To be honest, I’m not sure why I didn’t review the Happy Cog website earlier, especially after doing the AIGA website (Happy Cog was the company behind that one). Happy Cog is a prominent website design company whose work includes Dictionary.com, AIGA, and much more. They have several strategic partners and great employees, all with fantastic design skills of their own.
The Happy Cog design is much more unique and effective than it’s predecessor. It makes better use of rich, bright colors that contrast the otherwise drab earth tones. Coupled with some great details in the graphics, the color scheme makes for a more effective design. When you just look at the site for a few moments, you’re attention is most likely drawn to the top of the page, where all the bright colors are. Since that’s the navigation, one of the most important parts of any site, it’s very effective.
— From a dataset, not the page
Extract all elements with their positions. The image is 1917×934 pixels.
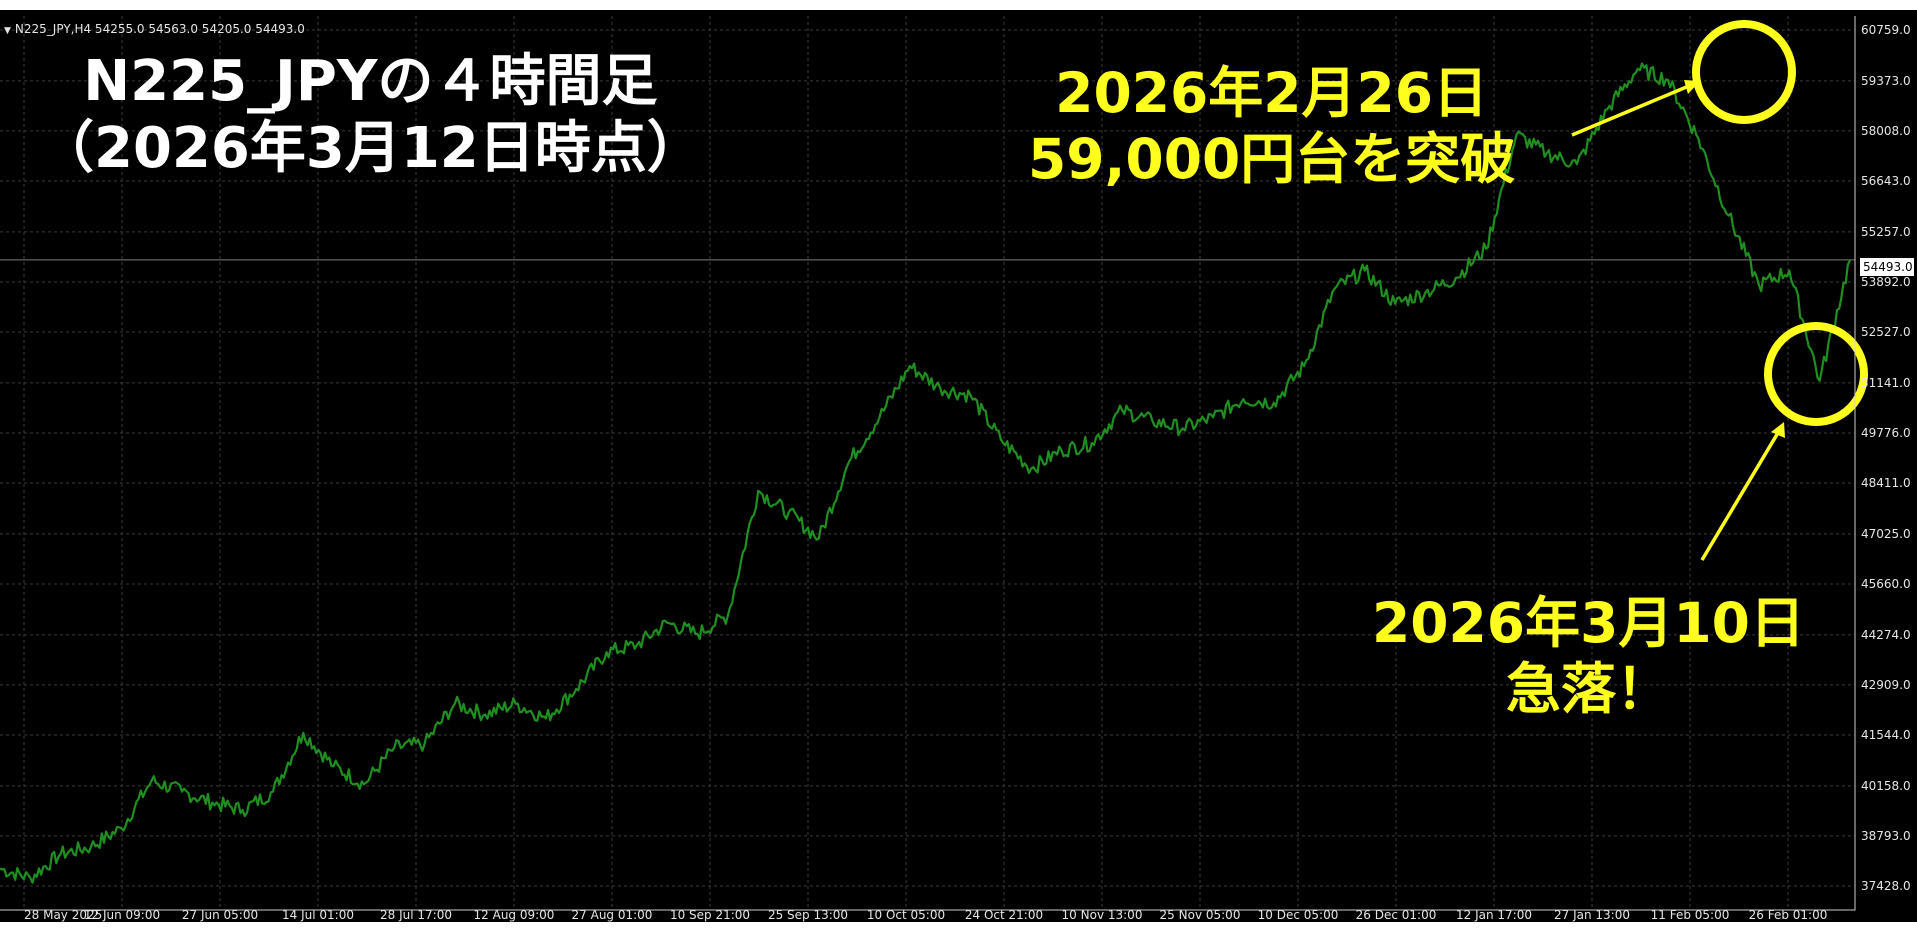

The unique navigation, a paragraph style approach, is one of increasing usage across the Web. Happy Cog’s isn’t too complicated nor long, and as such, it doesn’t get lost in the crowd. A standard list-based sub-menu is still available, which might serve to alleviate some frustration users may have with not immediately recognizing this alternate approach to navigation menus.
For some great colors and uniqueness, and some valid XHTML and CSS, Happy Cog is unmatched.
I don’t believe this site gets the praise that it does. Not only is the alternative navigation not original, it’s becoming cliche (and not because happy cog started it– they most certainly didn’t). Happy Cog continues to be unoriginal, and still strives to create mediocre looking sites with semantic markup. Big deal. Nothing to see hear, move along.